Vitamins have been under scrutiny as of late. Several studies released over the last decade questioning whether vitamins actually prolong one’s life expectancy unleashed a media frenzy on the subject. We will not wade into that debate here, choosing instead to focus on the effect of vitamins on athletic performance. A recent study published in the Journal of Physiology suggests that taking Vitamin C and E supplements reduce endurance capacity (Vitamin C and E supplementation hampers cellular adaptation to endurance training in humans: a double-blind, randomized, controlled trial, 2014. Paulsen G, et al.). The study, available for free online, highlights the negative effects of vitamin C and vitamin E on cellular adaptations to endurance training.
A number of studies have previously demonstrated that vitamins reduce endurance capacity in animal models. One study looked at the adaptations of rats to exercise training with and without vitamin C supplementation. Following the exercise training, the rats that were taking a placebo increased their time to exhaustion whereas the rats taking vitamin C showed no increase in their time to exhaustion. Muscle biopsies showed that mitochondria biogenesis was significantly reduced in the rats taking vitamin C relative to the control rats taking a placebo.
In the aforementioned study, Paulsen and colleagues looked at the effects of taking antioxidants vitamin C and vitamin E on the training adaptations to 11 weeks of endurance training. The study had 54 male and female recreational athletes complete the study. The subjects were divided into two groups: one group took a placebo, while the other group took 1000 mg of vitamin C and vitamin E per a day. A VO2 MAX test and a shuttle run was used to test aerobic fitness before and after the 11 week training program. No changes in VO2 MAX or shuttle run performance were detected between groups.
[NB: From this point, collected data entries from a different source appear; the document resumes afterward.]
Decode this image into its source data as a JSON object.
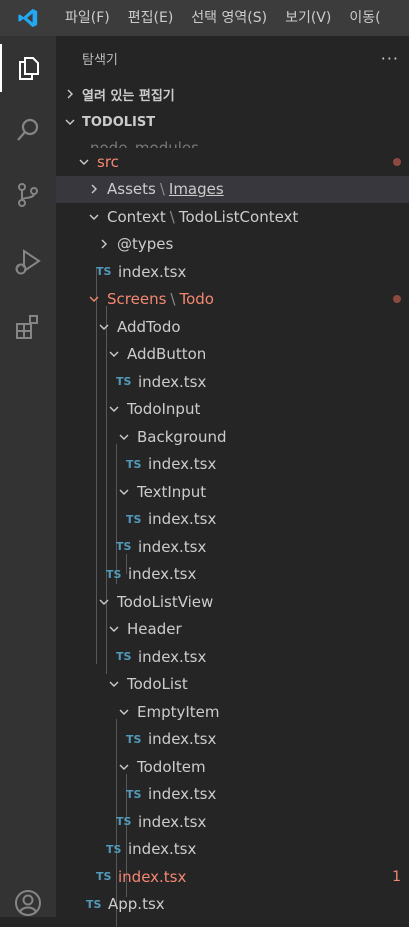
{
  "menu": [
    "파일(F)",
    "편집(E)",
    "선택 영역(S)",
    "보기(V)",
    "이동("
  ],
  "sidebar": {
    "title": "탐색기",
    "more": "···",
    "open_editors": "열려 있는 편집기",
    "project": "TODOLIST"
  },
  "tree": {
    "node_modules": "node_modules",
    "src": "src",
    "assets": "Assets",
    "images": "Images",
    "context": "Context",
    "todolistcontext": "TodoListContext",
    "types": "@types",
    "index": "index.tsx",
    "screens": "Screens",
    "todo": "Todo",
    "addtodo": "AddTodo",
    "addbutton": "AddButton",
    "todoinput": "TodoInput",
    "background": "Background",
    "textinput": "TextInput",
    "todolistview": "TodoListView",
    "header": "Header",
    "todolist": "TodoList",
    "emptyitem": "EmptyItem",
    "todoitem": "TodoItem",
    "app": "App.tsx",
    "ts_badge": "TS",
    "separator": "\\",
    "error_count": "1"
  },
  "colors": {
    "accent": "#007acc",
    "error": "#f48771",
    "ts_icon": "#519aba"
  }
}
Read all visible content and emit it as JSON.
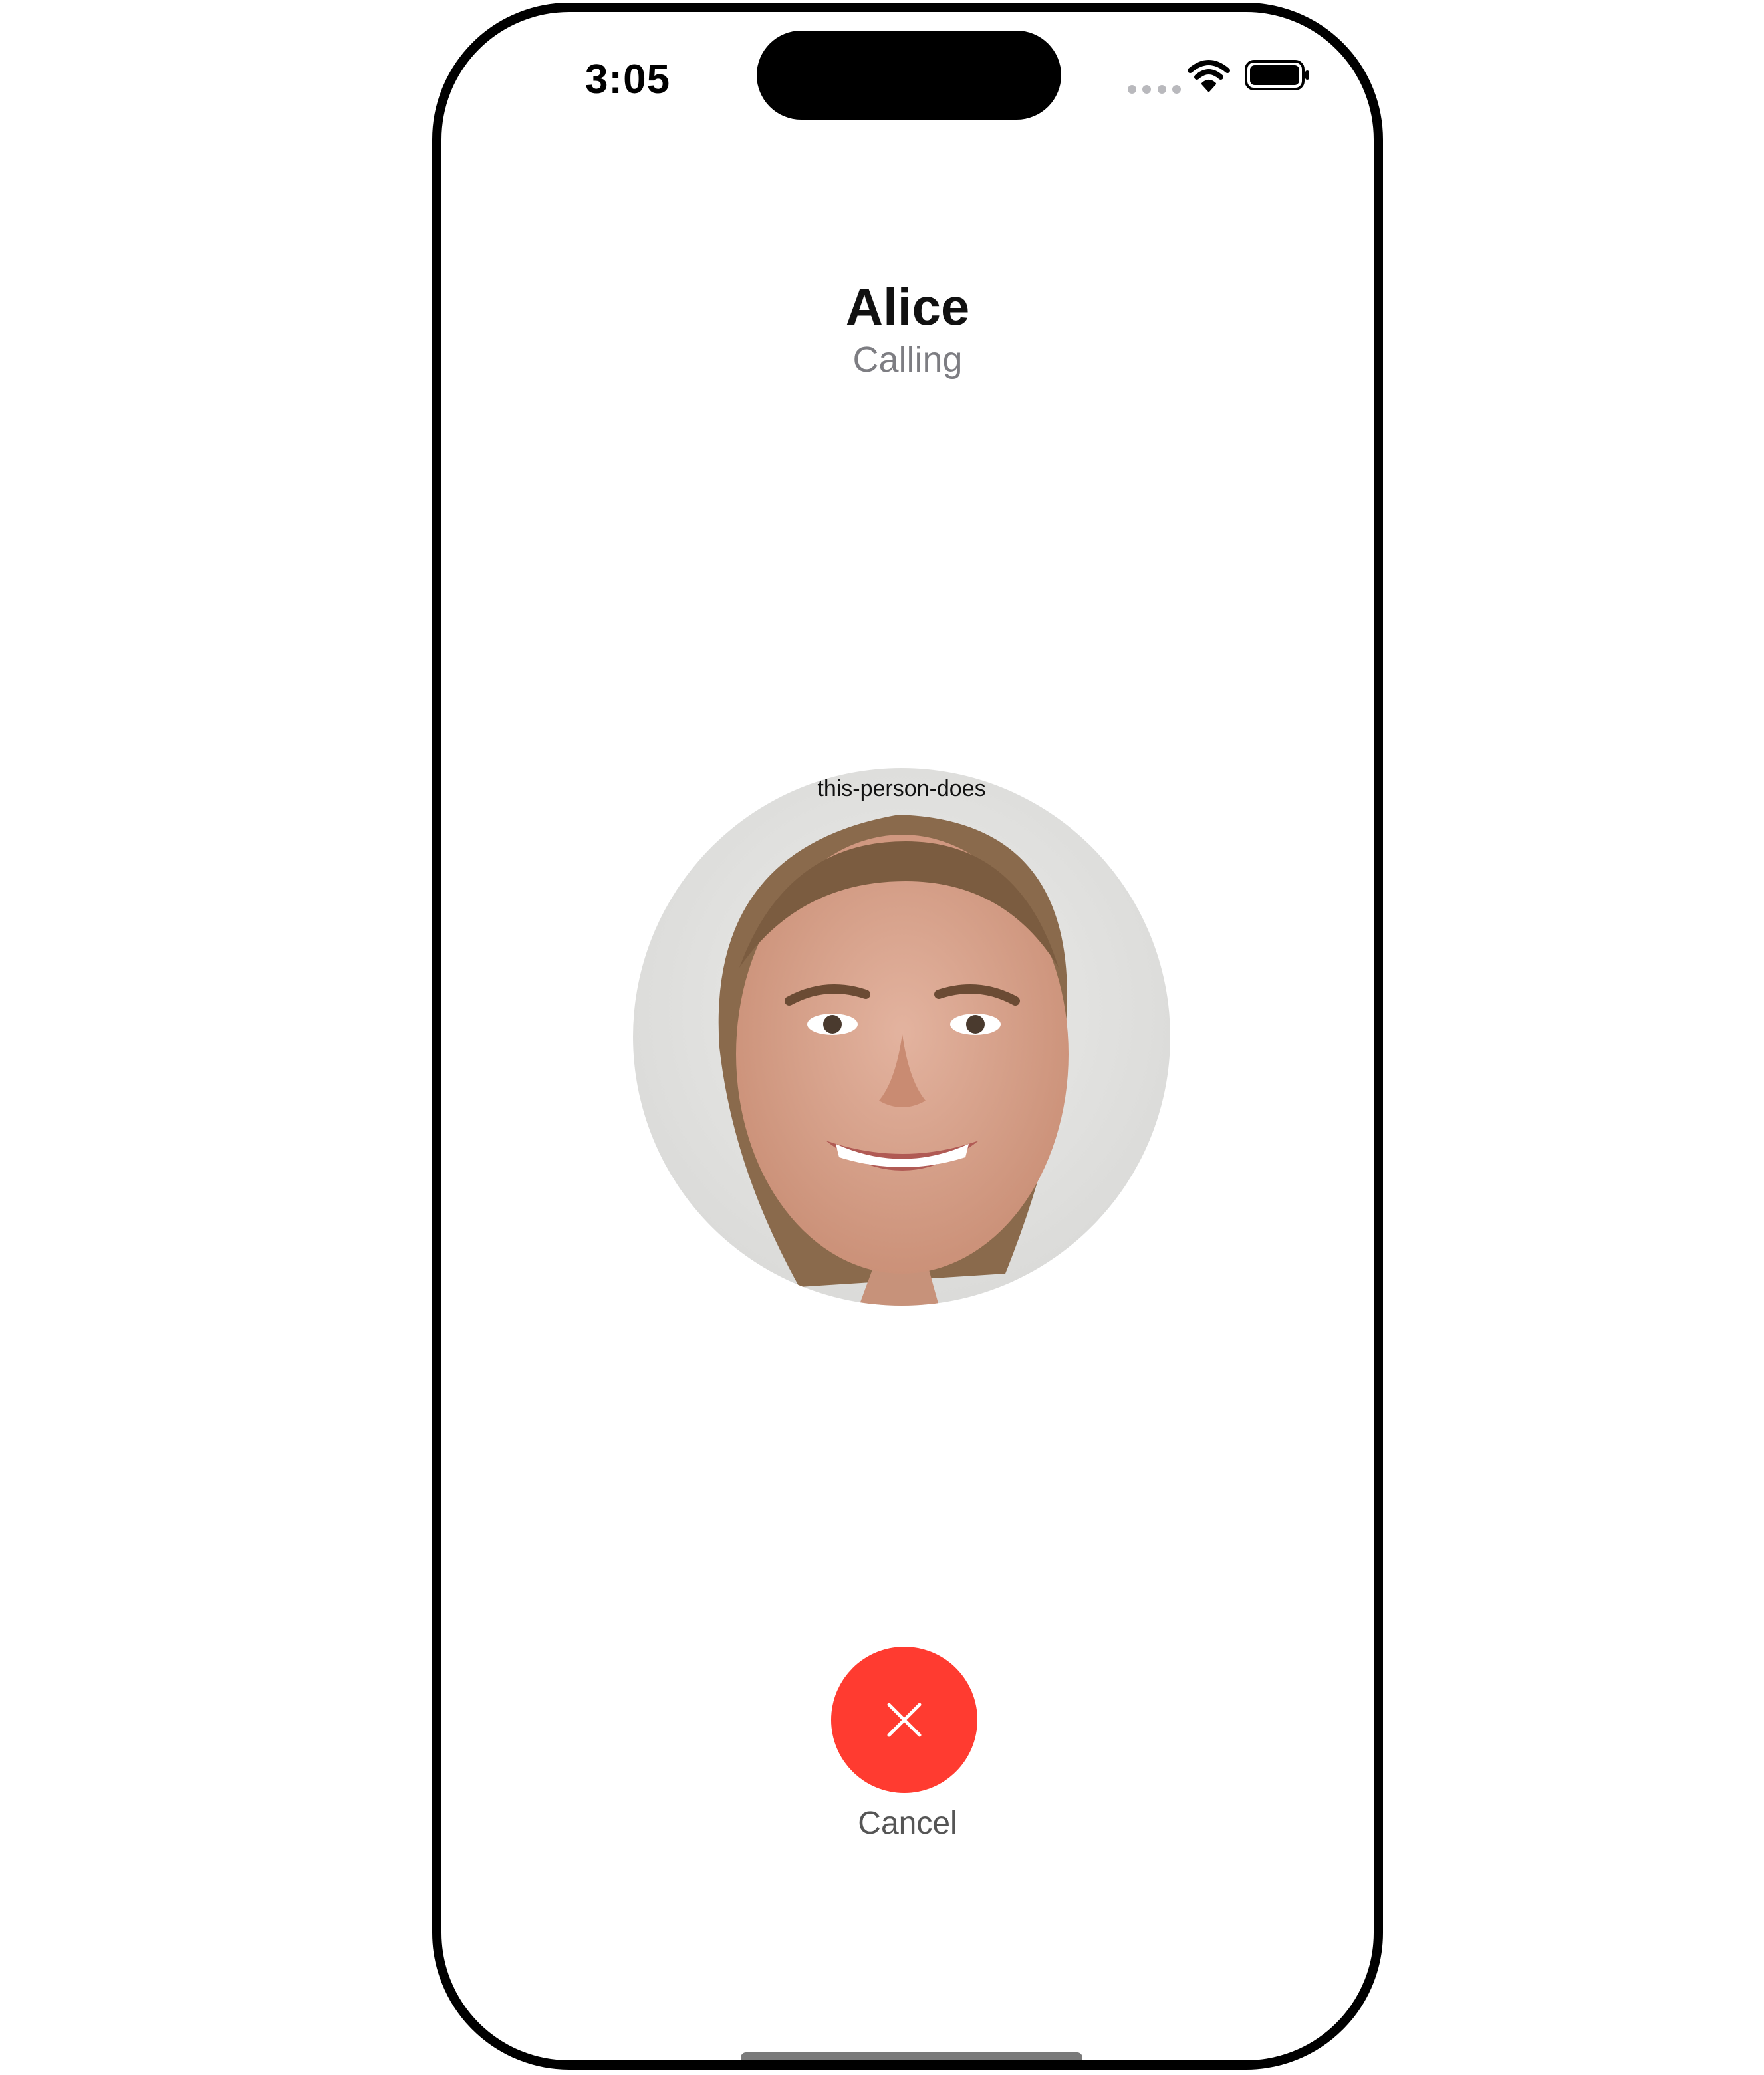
{
  "status_bar": {
    "time": "3:05",
    "icons": [
      "signal-dots-icon",
      "wifi-icon",
      "battery-icon"
    ]
  },
  "call": {
    "name": "Alice",
    "status": "Calling"
  },
  "avatar": {
    "alt_text": "this-person-does"
  },
  "cancel": {
    "label": "Cancel",
    "icon": "close-icon",
    "color": "#ff3b30"
  }
}
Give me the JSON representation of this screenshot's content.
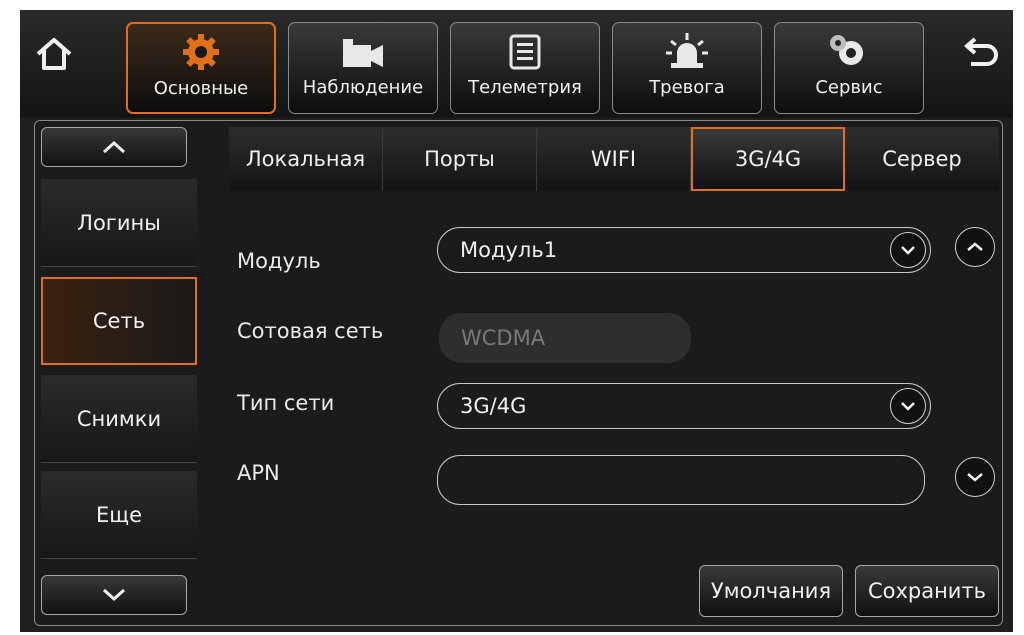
{
  "top_menu": [
    {
      "label": "Основные",
      "icon": "gear-icon",
      "active": true
    },
    {
      "label": "Наблюдение",
      "icon": "camera-icon",
      "active": false
    },
    {
      "label": "Телеметрия",
      "icon": "document-icon",
      "active": false
    },
    {
      "label": "Тревога",
      "icon": "alarm-icon",
      "active": false
    },
    {
      "label": "Сервис",
      "icon": "gears-icon",
      "active": false
    }
  ],
  "sidebar": {
    "items": [
      {
        "label": "Логины",
        "active": false
      },
      {
        "label": "Сеть",
        "active": true
      },
      {
        "label": "Снимки",
        "active": false
      },
      {
        "label": "Еще",
        "active": false
      }
    ]
  },
  "tabs": [
    {
      "label": "Локальная",
      "active": false
    },
    {
      "label": "Порты",
      "active": false
    },
    {
      "label": "WIFI",
      "active": false
    },
    {
      "label": "3G/4G",
      "active": true
    },
    {
      "label": "Сервер",
      "active": false
    }
  ],
  "form": {
    "module": {
      "label": "Модуль",
      "value": "Модуль1"
    },
    "cellular": {
      "label": "Сотовая сеть",
      "value": "WCDMA"
    },
    "network_type": {
      "label": "Тип сети",
      "value": "3G/4G"
    },
    "apn": {
      "label": "APN",
      "value": ""
    }
  },
  "actions": {
    "defaults": "Умолчания",
    "save": "Сохранить"
  },
  "colors": {
    "accent": "#e0701c",
    "background": "#1f1f1f"
  }
}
Although no changes were observed in aerobic fitness, muscle biopsies taken from the athletes showed significant differences between the experimental groups. The athletes taking vitamin C and vitamin E had a blunted training-response increase in the mitochondrial protein COX4 (see the figure above). This suggests that there was reduced mitochondria biogenesis in the vitamin supplemented group. That is, athletes taking vitamin C and vitamin E produced less mitochondria over the course of the training program. Mitochondria are the cellular powerhouses during aerobic exercise. PGC-1alpha and MAPK1 are two important cytosolic proteins that regulate a number of aerobic training responses. The mRNA levels of these two cytosolic signal proteins were decreased in the vitamin supplemented group. It should be noted that muscle biopsies were taken two days after the end of the training program to ensure that only long term effects were measured.
Vitamin C and vitamin E are antioxidants. The authors suggest that they may interfere with normal oxidation signaling that occurs when the body is under oxidative stress during endurance exercise. Furthermore, more work needs to be done to assess whether antioxidants’ effects on cellular aerobics impacts human endurance. The group taking vitamin C and vitamin E had a reduced percentage increase in endurance from baseline, but it was only 3-4% lower than the placebo group. A far larger sample size would be needed to show statistical significance. In the meantime, if you are planning on competing anytime soon, it would not hurt to lay off the antioxidants.